Ossi Ossi, une vie pour le football

P our la majorité du public, le nom d'Oskar « Ossi » Rhor (1912 – 1988) n'évoquera pas grand-chose. Par contre, chez les férus de l’histoire du football ou les spécialistes du RC Strasbourg, ce patronyme est synonyme d’un des plus grands attaquants d’avant-guerre. Extraordinaire joueur et buteur, Ossi est un pionnier de la Bundesliga (il a participé à la conquête du premier titre du Bayern de Munich) et des débuts du professionalisme en général. Exilé volontaire après la prise du pouvoir par les Nazis qui considéraient le ballon rond comme un sport étranger à bannir, il joua également en Suisse et en France. Rattrapé par les événements, il fût enrôlé de force dans la Wermacht et envoyé sur le front russe. Sorti indemne du conflit, il joua encore quelques années avant de prendre sa retraite des terrains et sombrer dans l’anonymat.

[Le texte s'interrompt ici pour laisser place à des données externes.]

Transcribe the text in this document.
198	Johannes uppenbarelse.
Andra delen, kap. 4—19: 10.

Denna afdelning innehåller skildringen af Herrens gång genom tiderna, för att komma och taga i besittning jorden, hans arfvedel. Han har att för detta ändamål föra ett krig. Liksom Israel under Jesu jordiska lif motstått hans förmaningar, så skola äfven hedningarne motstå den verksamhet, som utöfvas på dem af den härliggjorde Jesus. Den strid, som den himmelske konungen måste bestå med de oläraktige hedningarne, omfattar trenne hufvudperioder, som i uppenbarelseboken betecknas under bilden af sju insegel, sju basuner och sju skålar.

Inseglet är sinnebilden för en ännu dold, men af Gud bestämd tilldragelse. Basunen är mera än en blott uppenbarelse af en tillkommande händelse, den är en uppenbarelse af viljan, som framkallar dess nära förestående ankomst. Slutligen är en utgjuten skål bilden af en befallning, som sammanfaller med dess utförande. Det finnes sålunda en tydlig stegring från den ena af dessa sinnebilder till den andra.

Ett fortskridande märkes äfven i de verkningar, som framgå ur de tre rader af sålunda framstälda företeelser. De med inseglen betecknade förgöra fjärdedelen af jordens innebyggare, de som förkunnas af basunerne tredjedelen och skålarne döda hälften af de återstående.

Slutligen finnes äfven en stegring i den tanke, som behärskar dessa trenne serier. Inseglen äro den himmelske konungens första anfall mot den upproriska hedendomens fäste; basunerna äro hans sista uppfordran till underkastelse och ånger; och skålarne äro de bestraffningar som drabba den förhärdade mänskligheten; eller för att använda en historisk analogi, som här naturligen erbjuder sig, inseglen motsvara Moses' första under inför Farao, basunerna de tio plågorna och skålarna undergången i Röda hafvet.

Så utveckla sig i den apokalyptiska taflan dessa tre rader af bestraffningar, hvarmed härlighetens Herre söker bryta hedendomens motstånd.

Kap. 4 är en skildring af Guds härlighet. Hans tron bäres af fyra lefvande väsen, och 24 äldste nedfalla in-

Biopic suivant les règles de l’art, Ossi retrace la première moitié de la vie de cet athlète largement oublié aujourd’hui. Dès sa plus jeune enfance, Oskar ne rêve que de football et rien d’autre. Repéré par les entraîneurs, il est rapidement recruté et entame une carrière fructueuse qui le mènera jusqu'en équipe nationale (quatre sélections, cinq buts). Puis, l’histoire avec un grand H vient mettre fin à ses ambitions. Certes, « transféré » à Zurich, Strasbourg et Sète, il réussira à s’imposer et gagnera des trophées, mais, globalement, il n’aura jamais pu exprimer tout son potentiel. Des millions de victimes n’ont pas eu la chance de sortir vivants de ces années noires, néanmoins, à sa manière et à son niveau, sa trajectoire permet de raconter un pan rarement visité de la société de l’époque.

Parfaitement documenté, Julian Voloj dresse un portrait très convaincant du microcosme sportif allemand et des conséquences peu connues du nazisme sur le championnat allemand. Il est soutenu dans sa tâche par l’approche très expressionniste de Marcin Podolec. Résultat, le mélange entre une chronologique méticuleuse et un style graphique relâché procure à l’album une atmosphère patinée sans être vieillotte. La surprenante mise en couleurs façon « crayons de coloriage » renforce encore ce côté suranné de la narration.

À la fois évocation d’un passé déjà lointain et récit poignant d’un homme qui croyait en son talent plus qu’à toutes autres considérations, Ossi est une lecture intéressante qui devrait rallier les hourras de tous les amateurs de beau jeu.